This unprecedent land grab, against the wishes of local people, does not take into consideration the needs of Bridgnorth, or the needs of Stanmore and surrounding areas, or the massive negative impact this will have on the landscape, wildlife, local communities or historic Bridgnorth. Indeed, the Shropshire Wildlife trust wrote a devastating response to the Council, highlighting the appalling failures of their Sustainability Assessments for the site.
There is particular disquiet about the loss of the much-loved Stanmore Country Park – ironically, compulsorily purchased by the Council some years ago with £1.2m of public money, for ‘public use’ to safeguard the Green Belt – and the threat to ancient woodland that forms the coppice along Hermitage Ridge. Stanmore Country Park has had £8,500 invested over the last 5 years via Voluntary Group bidding activity for charitable monies. This has resulted in a 600m wheelchair friendly path, 6 noticeboards highlighting heritage and ecological value of the Park, Bat and Bird boxes with a resultant increase of species, 20 fruit trees in a community orchard and the planting of a rare Black Poplar avenue. In 2018, 57,626 people passed by the footfall counter through 1 of 8 entrance gates into the park. The Park fulfils a useful role in supporting available green space (which is below acceptable national average in Bridgnorth). The park is on level terrain and is suitable for disabled users. Open space which is level is in short supply in Shropshire and nationally.
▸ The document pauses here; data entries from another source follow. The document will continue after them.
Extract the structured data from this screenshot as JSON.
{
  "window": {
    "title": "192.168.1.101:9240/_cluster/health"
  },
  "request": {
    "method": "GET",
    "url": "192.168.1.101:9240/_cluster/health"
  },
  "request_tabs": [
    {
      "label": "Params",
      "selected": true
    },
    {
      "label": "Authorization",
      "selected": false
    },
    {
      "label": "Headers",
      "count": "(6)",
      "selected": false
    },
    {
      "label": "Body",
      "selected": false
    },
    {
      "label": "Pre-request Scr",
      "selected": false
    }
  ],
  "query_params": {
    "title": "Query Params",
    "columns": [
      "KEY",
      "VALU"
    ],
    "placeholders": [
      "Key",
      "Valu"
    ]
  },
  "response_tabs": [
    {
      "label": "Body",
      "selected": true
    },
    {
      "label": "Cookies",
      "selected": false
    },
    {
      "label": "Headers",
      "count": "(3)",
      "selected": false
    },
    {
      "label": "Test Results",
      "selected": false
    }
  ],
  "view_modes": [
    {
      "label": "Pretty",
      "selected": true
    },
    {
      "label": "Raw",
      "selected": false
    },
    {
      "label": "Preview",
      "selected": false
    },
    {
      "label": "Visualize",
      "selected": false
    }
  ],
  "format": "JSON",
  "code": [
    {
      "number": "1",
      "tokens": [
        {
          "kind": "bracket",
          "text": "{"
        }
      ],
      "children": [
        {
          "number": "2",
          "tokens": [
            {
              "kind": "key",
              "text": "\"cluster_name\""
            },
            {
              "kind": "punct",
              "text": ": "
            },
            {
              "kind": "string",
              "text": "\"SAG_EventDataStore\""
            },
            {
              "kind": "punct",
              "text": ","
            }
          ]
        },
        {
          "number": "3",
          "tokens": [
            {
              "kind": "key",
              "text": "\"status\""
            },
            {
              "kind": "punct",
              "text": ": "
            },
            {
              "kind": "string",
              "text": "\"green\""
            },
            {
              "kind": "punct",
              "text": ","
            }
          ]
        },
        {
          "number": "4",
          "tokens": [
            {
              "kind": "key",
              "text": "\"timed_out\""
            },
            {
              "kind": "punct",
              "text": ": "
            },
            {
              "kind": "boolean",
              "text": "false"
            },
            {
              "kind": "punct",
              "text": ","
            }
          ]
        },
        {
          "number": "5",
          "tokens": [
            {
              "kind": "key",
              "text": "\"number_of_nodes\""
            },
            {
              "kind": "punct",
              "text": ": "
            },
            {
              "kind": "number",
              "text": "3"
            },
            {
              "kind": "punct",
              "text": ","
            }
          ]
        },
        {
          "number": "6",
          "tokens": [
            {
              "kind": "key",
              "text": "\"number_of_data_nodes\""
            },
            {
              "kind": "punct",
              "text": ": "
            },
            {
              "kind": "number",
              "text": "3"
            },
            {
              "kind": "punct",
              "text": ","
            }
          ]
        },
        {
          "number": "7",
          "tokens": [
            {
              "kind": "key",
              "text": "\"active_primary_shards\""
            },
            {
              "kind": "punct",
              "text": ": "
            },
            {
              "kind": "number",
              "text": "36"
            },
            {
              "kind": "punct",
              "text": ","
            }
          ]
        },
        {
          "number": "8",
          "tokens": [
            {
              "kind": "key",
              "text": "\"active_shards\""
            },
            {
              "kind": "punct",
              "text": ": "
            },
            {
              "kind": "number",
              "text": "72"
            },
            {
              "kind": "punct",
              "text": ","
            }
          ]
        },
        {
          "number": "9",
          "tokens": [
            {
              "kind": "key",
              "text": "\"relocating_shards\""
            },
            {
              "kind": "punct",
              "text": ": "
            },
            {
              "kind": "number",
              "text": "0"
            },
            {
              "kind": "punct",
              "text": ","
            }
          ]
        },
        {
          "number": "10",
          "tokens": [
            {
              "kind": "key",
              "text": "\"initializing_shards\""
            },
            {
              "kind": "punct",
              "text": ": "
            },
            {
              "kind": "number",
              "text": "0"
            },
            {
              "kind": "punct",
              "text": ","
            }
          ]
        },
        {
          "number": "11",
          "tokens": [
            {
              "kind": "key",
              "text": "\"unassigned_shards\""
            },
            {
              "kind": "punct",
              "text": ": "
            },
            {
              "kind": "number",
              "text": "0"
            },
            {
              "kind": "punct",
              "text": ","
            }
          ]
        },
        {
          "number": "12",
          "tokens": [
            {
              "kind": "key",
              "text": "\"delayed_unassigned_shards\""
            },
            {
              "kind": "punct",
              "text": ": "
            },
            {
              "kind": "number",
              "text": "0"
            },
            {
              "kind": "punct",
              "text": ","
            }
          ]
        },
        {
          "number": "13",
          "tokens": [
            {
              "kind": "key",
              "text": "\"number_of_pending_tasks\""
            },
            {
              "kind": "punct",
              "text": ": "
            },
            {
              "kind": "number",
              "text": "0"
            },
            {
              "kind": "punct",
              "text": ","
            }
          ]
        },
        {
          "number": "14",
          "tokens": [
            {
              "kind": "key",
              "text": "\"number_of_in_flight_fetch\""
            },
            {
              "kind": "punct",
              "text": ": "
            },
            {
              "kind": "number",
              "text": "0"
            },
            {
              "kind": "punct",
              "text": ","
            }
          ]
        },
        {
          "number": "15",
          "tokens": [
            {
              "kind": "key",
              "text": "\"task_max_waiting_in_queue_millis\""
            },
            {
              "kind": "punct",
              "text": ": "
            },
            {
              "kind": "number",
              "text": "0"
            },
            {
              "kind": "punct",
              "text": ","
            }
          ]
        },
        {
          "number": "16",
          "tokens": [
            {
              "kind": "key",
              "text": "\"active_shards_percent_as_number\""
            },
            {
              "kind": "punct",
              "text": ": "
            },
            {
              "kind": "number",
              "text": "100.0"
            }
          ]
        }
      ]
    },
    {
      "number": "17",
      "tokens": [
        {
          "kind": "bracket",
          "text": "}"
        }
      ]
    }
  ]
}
You can watch our video about the country park HERE
The Council claim that “entry level, key worker and employee housing” are key local priorities, and without this development Bridgnorth faces the loss of dedicated local employers with a long history of commitment to our town – there is no evidence for these claims, and as such they should be treated with extreme scepticism.
The council have implied that the economy of Bridgnorth is failing, and therefore this greenbelt development is justified. Their chief planner, Adrian Cooper, even took the press, giving an extensive interview, saying these greenbelt homes were a “necessary evil”. You can read the article here: ‘Our towns must expand to thrive’: Shropshire Council says green belt homes are a necessary evil
In this quite extraordinary interview, Mr Cooper named three organisations as the source of these business claims – Bridgnorth and Shropshire Chambers of Commerce and the LEP, as well as once again naming local businesses. We had a right to reply in the Shropshire Star, in a story entitled, “Campaigners hit back over “devastating” housing plan claims” and in that story we said:
“It’s interesting that now he’s under pressure Mr Cooper tries to pull a rabbit out of the hat – local business. It is deplorable that Mr Cooper feels he can make comments which could affect local businesses, with a long track record of commitment and investment in this town, somehow implying they are threatening to relocate if we do not tear up our countryside. We’ve been talking to local businesses, many business people are amongst our supporters, and we haven’t found firms saying this.”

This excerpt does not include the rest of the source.